In news from Singapore, property prices there have continued to edge toward new highs. In the first quarter of 2011 residential property prices rose by as much as 2.1 percent even despite government measures to curtail prices.
The Urban Redevelopment Authority also reported prices climbing for seven straight quarters with an 18 percent increase last year. The Housing Development Board there added that even public housing, where most Singaporeans actually live, rose by 1.6 percent in Q1. Singapore, much like Hong Kong and China, has attempted to slow the property market, but to little effect. While the Q1 increases appear to indicate some slowing, prices are still near all time record highs.
A report earlier this week from Jones Lang LaSalle suggests spillover from China has caused the rally in Singapore prices. At the beginning of the year the government of Singapore introduced new anti-speculation measures like tougher borrowing limits to try and curb this rather mercuric rise in prices. The cost of buying and owning a home in Singapore has now become a huge political football as well.

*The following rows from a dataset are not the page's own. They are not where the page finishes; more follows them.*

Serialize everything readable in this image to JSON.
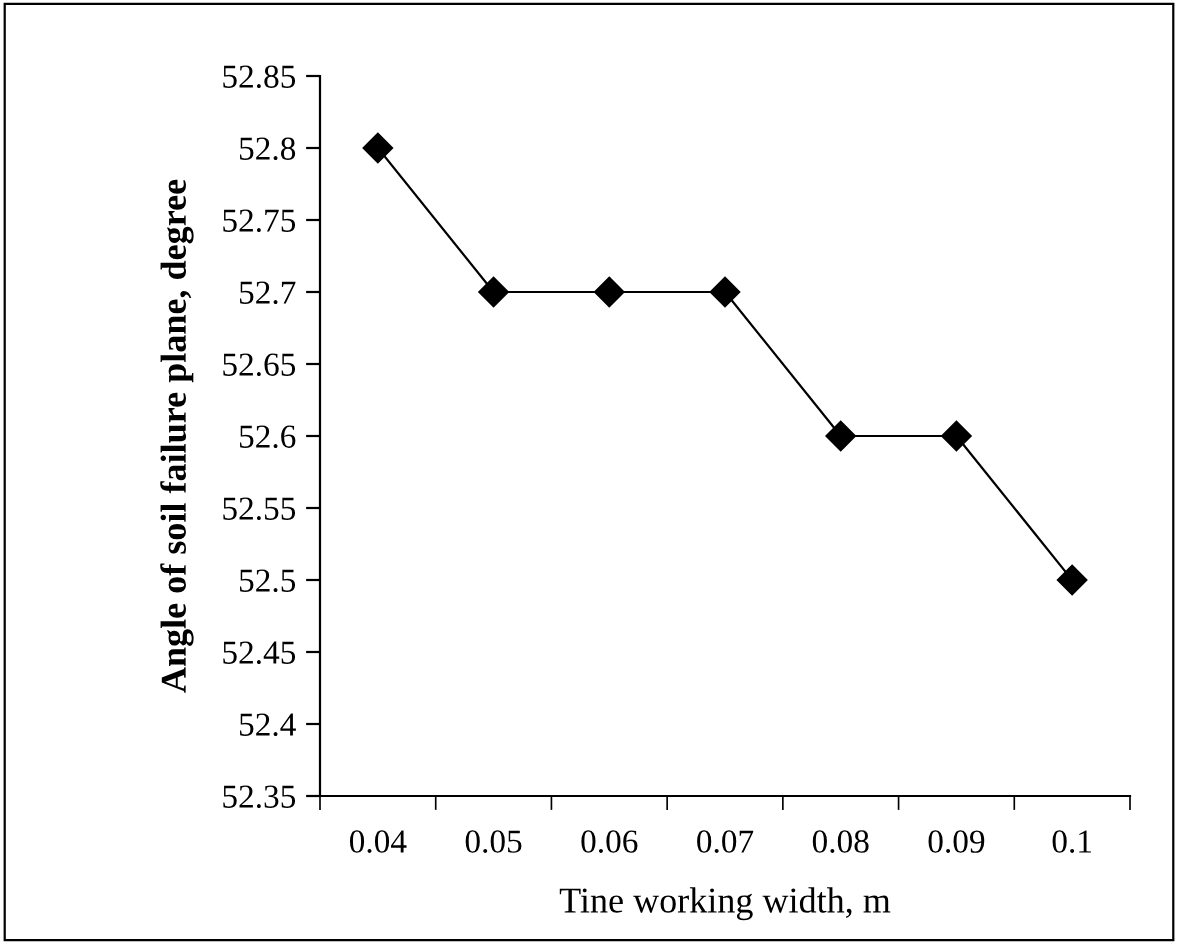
{
  "chart_data": {
    "type": "line",
    "xlabel": "Tine working width, m",
    "ylabel": "Angle of soil failure plane, degree",
    "categories": [
      "0.04",
      "0.05",
      "0.06",
      "0.07",
      "0.08",
      "0.09",
      "0.1"
    ],
    "series": [
      {
        "color": "#000000",
        "values": [
          52.8,
          52.7,
          52.7,
          52.7,
          52.6,
          52.6,
          52.5
        ]
      }
    ],
    "ylim": [
      52.35,
      52.85
    ],
    "yticks": [
      52.35,
      52.4,
      52.45,
      52.5,
      52.55,
      52.6,
      52.65,
      52.7,
      52.75,
      52.8,
      52.85
    ],
    "marker": "diamond",
    "line_style": "solid",
    "grid": false,
    "legend": false
  }
}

Private home prices these last few quarters have gone from a price jump of 5.6 % in Q1 of 2010 to a 5.3 % gain in Q2, and onward to Q1 2011 of 2.1 %. There has been a steady decline in the rate increase, but the growth is still astounding. The good news for Singapore citizens is, many there may still be able to afford homes if the predicted salary increases across the country come true. Some employers say pay raises of up to 8 percent are in the offing.